Around the same time or soon after, Carollo pushed for a significant pay increase for the executive director — a position that is still vacant — from $135,000 to $148,000, and a 25% increase in retirement benefits. for the position, presumably to attract a more and better applicants.
And, most recently, he proposed an increase in ticket surcharge for all events at Bayfront Park and the commission passed it two weeks ago. The more expensive the ticket, the higher the surcharge — and the more money collected by the parks management trust for the executive director, whoever she or he is, to spend.
Carollo, who loses chairmanship of the trust when he leaves office next month, has no place to land. He was supposed to run for mayor against Commissioner Francis Suarez, but that fizzled when his brother, Crazy Joe Carollo, filed to run for commission. Nobody was going to vote for two Carollos. Still, he waited until the last possible moment to let Suarez off the hook, until almost the qualifying deadline that he was not going to run. The next best thing is county commission, which some say Carollo, a public accountant, has had his eye on all along, but Miami-Dade Commissioner Bruno Barreiro doesn’t have to resign to run for Congress. And, in the meantime, executive director of the Biscayne Parks Management Trust is not a bad gig. Especially now that he’s made it so much better.
And if he doesn’t want the job, why won’t he say so? At the last trust meeting in August, board member Ralph Duharte asked point blank if Carollo was angling for the executive director’s position — and Carollo refused to answer. “I think that question is off-base and I’ll be honest with you, I won’t even dignify that question with an answer,” Carollo said. A Miami Herald story said that Duharte later noted that the exchange was curiously deleted from the minutes of the meeting.
And Carollo has been cagy and cryptic with his answers to others who have askedthe same question, never fully putting it to rest. A former trust board member said “there is no doubt that Mr. Carollo has been and is now maneuvering to give himself the job as executive director of the trust.”

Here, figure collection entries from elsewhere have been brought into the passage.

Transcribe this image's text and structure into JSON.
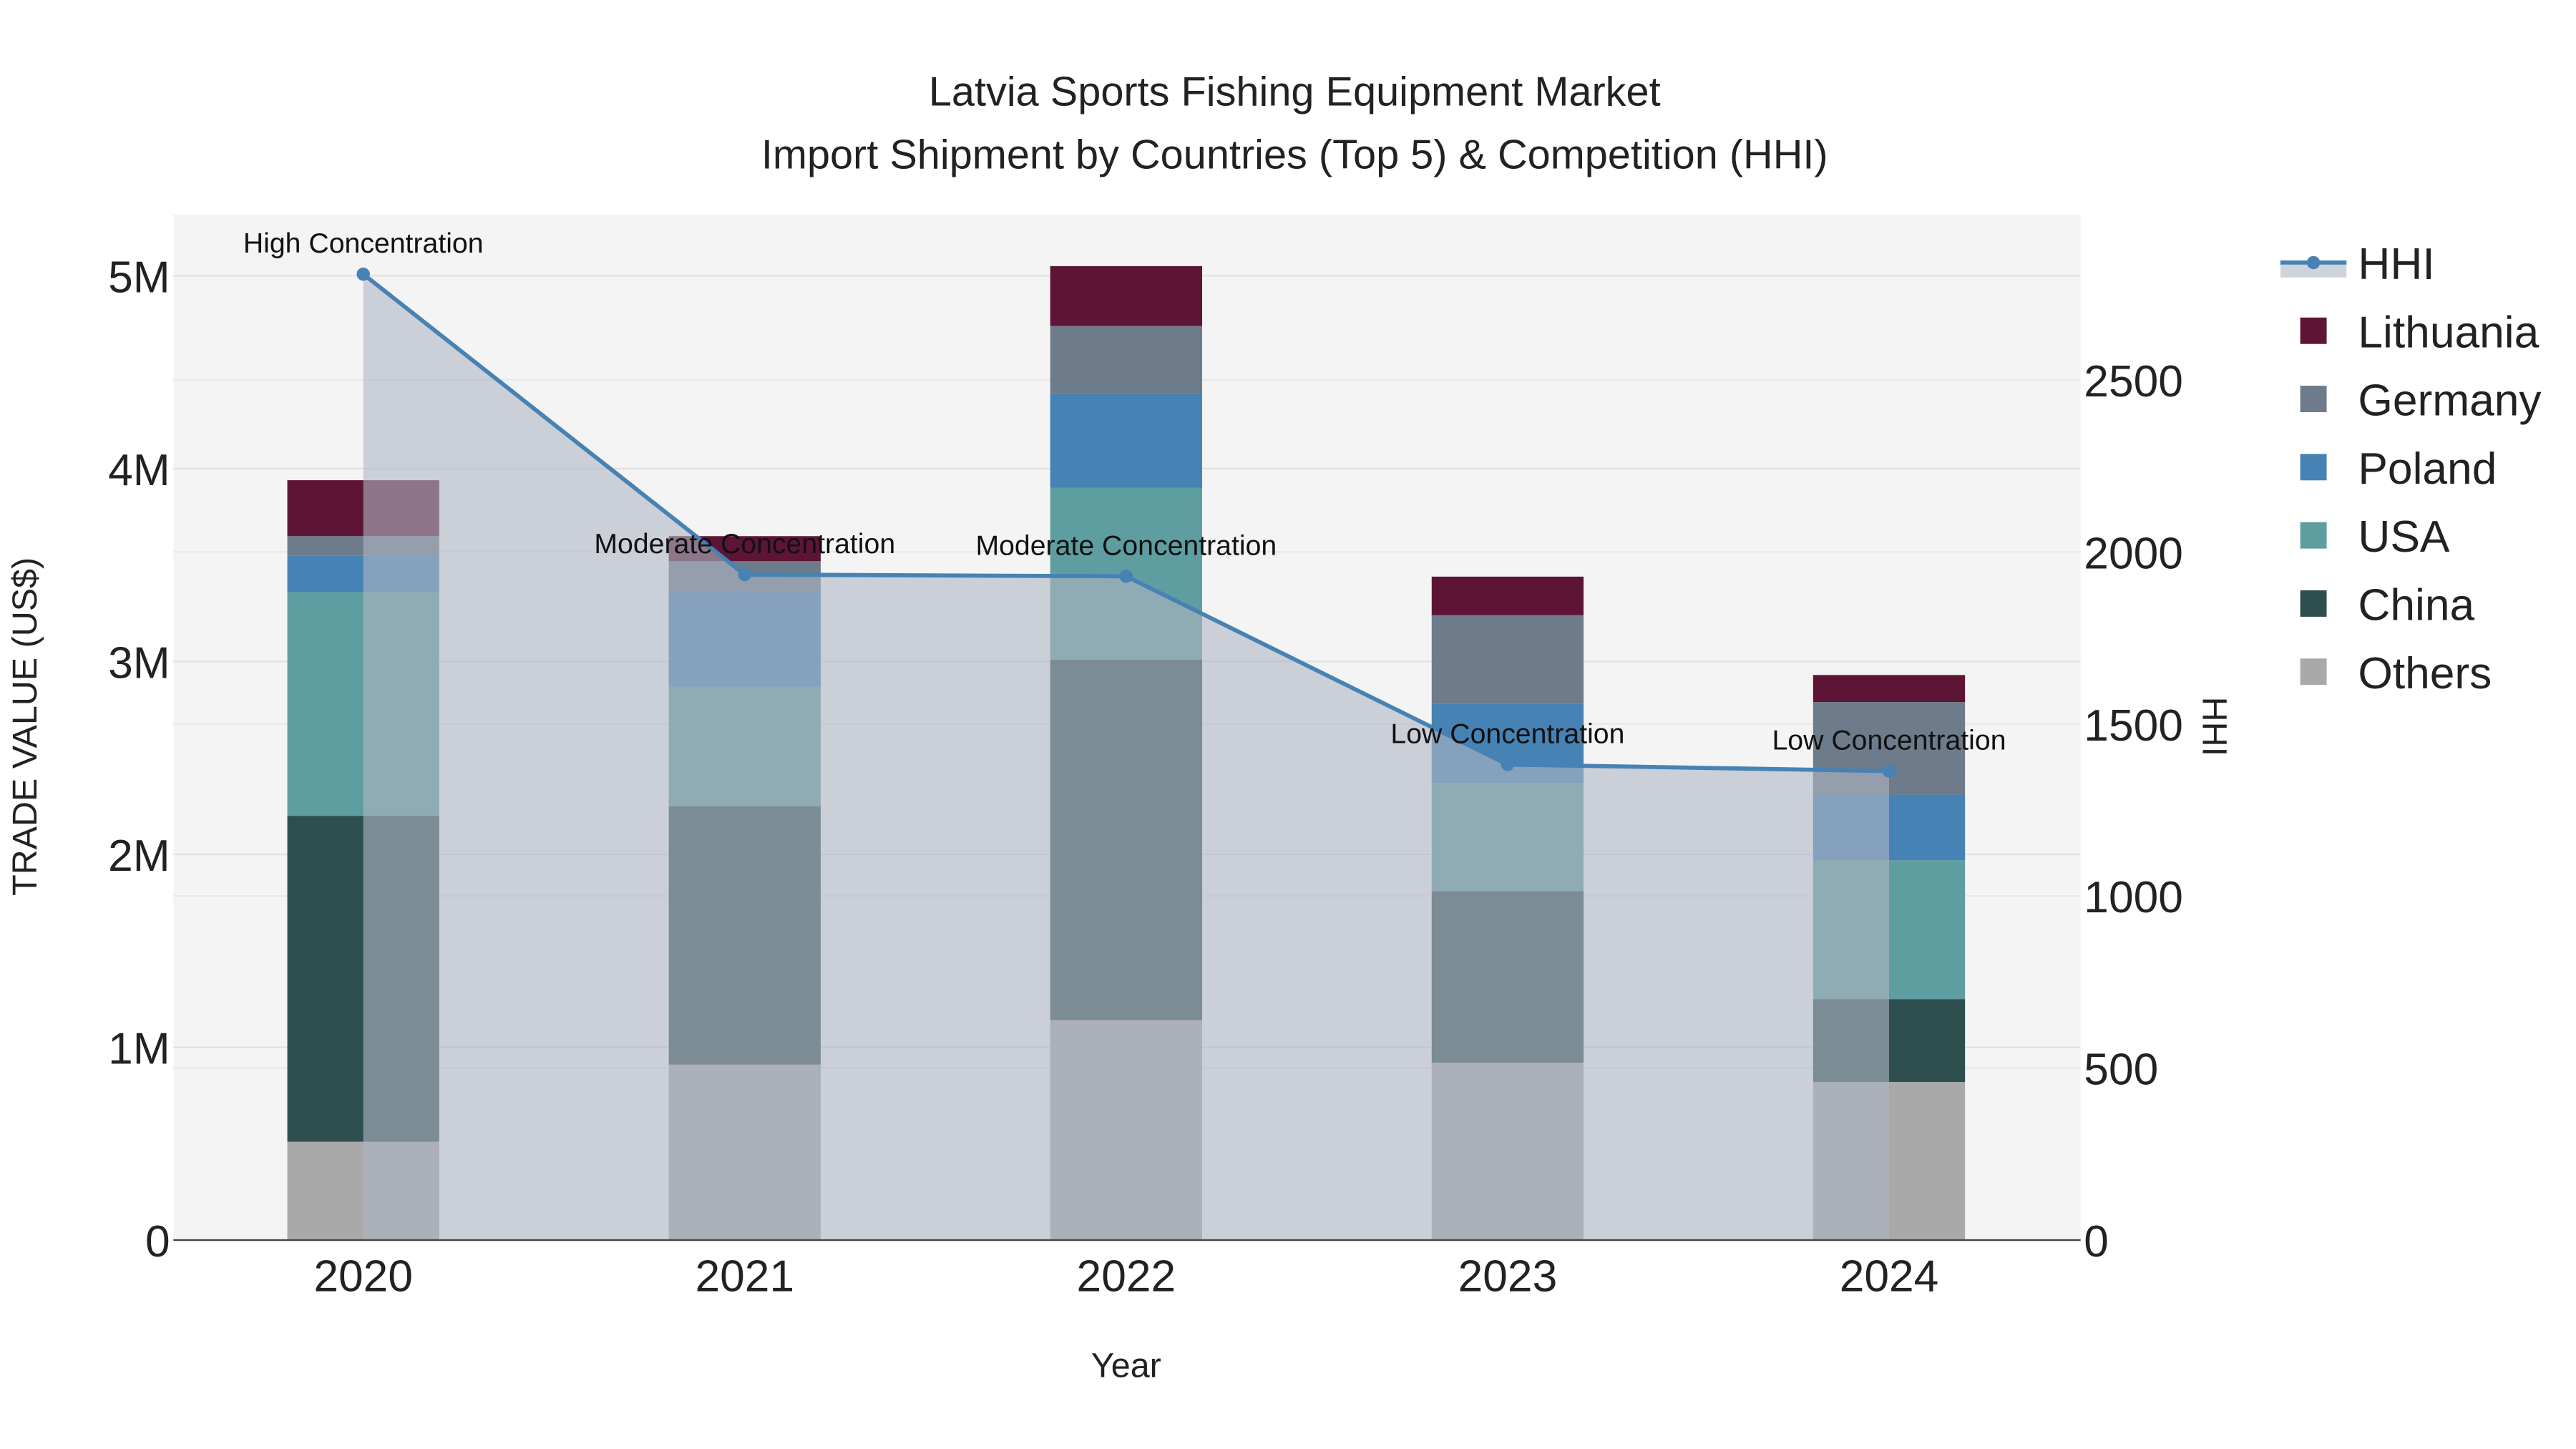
{
  "chart_data": {
    "type": "bar",
    "title": "Latvia Sports Fishing Equipment Market",
    "subtitle": "Import Shipment by Countries (Top 5) & Competition (HHI)",
    "xlabel": "Year",
    "ylabel": "TRADE VALUE (US$)",
    "y2label": "HHI",
    "categories": [
      "2020",
      "2021",
      "2022",
      "2023",
      "2024"
    ],
    "ylim": [
      0,
      5300000
    ],
    "y2lim": [
      0,
      2950
    ],
    "yticks": [
      0,
      1000000,
      2000000,
      3000000,
      4000000,
      5000000
    ],
    "ytick_labels": [
      "0",
      "1M",
      "2M",
      "3M",
      "4M",
      "5M"
    ],
    "y2ticks": [
      0,
      500,
      1000,
      1500,
      2000,
      2500
    ],
    "y2tick_labels": [
      "0",
      "500",
      "1000",
      "1500",
      "2000",
      "2500"
    ],
    "stacked": true,
    "series": [
      {
        "name": "Others",
        "color": "#a9a9a9",
        "values": [
          510000,
          910000,
          1140000,
          920000,
          820000
        ]
      },
      {
        "name": "China",
        "color": "#2f4f4f",
        "values": [
          1690000,
          1340000,
          1870000,
          890000,
          430000
        ]
      },
      {
        "name": "USA",
        "color": "#5f9ea0",
        "values": [
          1160000,
          620000,
          890000,
          560000,
          720000
        ]
      },
      {
        "name": "Poland",
        "color": "#4682b4",
        "values": [
          190000,
          490000,
          490000,
          410000,
          340000
        ]
      },
      {
        "name": "Germany",
        "color": "#6e7b8b",
        "values": [
          100000,
          160000,
          350000,
          460000,
          480000
        ]
      },
      {
        "name": "Lithuania",
        "color": "#5e1535",
        "values": [
          290000,
          130000,
          310000,
          200000,
          140000
        ]
      }
    ],
    "line": {
      "name": "HHI",
      "color": "#4682b4",
      "axis": "right",
      "values": [
        2807,
        1934,
        1929,
        1382,
        1363
      ],
      "annotations": [
        "High Concentration",
        "Moderate Concentration",
        "Moderate Concentration",
        "Low Concentration",
        "Low Concentration"
      ]
    },
    "legend_placement": "right",
    "legend_order": [
      "HHI",
      "Lithuania",
      "Germany",
      "Poland",
      "USA",
      "China",
      "Others"
    ],
    "grid": true
  }
}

It sure looks that way. And it wouldn’t be the first time he uses his palanca as commissioner. In 2012, after he was stopped by a Miami police officer in his vehicle, Carollo told him to “call the chief” and got out of the ticket. An ethics investigation ensued and he pleaded no contest, paying more than $2,000 in fines.
A sitting board member, however, cannot be hired by the trust for two years after he or she leaves the board. But that rule can be waived by a unanimous vote of the city commission. Enter the Omni CRA thing.
The speculation is that Carollo cut a deal with the head of the Omni CRA to “remove all current and future obligations with respect to the Omni CRA’s monetary contribution for capital improvements at Museum Park, as contained in the Inter-local Agreement” in exchange for supporting his bid for the trust director’s job. The endorsement is not the only thing that would give him an edge with the commission. Political observers expect Carollo to say the incease in the tickeet surcharge will make up for the lost CRA funds — which could be somewhere between $20 and $30 million — that the CRA can then use for affordable housing.
Key words: Affordable housing. Because that is how he’s trying to sell it to the commission. Everybody loves affordable housing and more money for it.
Maybe Frank makes for a great executive director. But he’s already awarded one no-bid contract with the playground. And he’s abused his position before. And the fact that he’s making this power play behind the scenes and being so cryptic about it is enough warning to give commissioners pause.
They should let Carollo run for Congress like everybody else.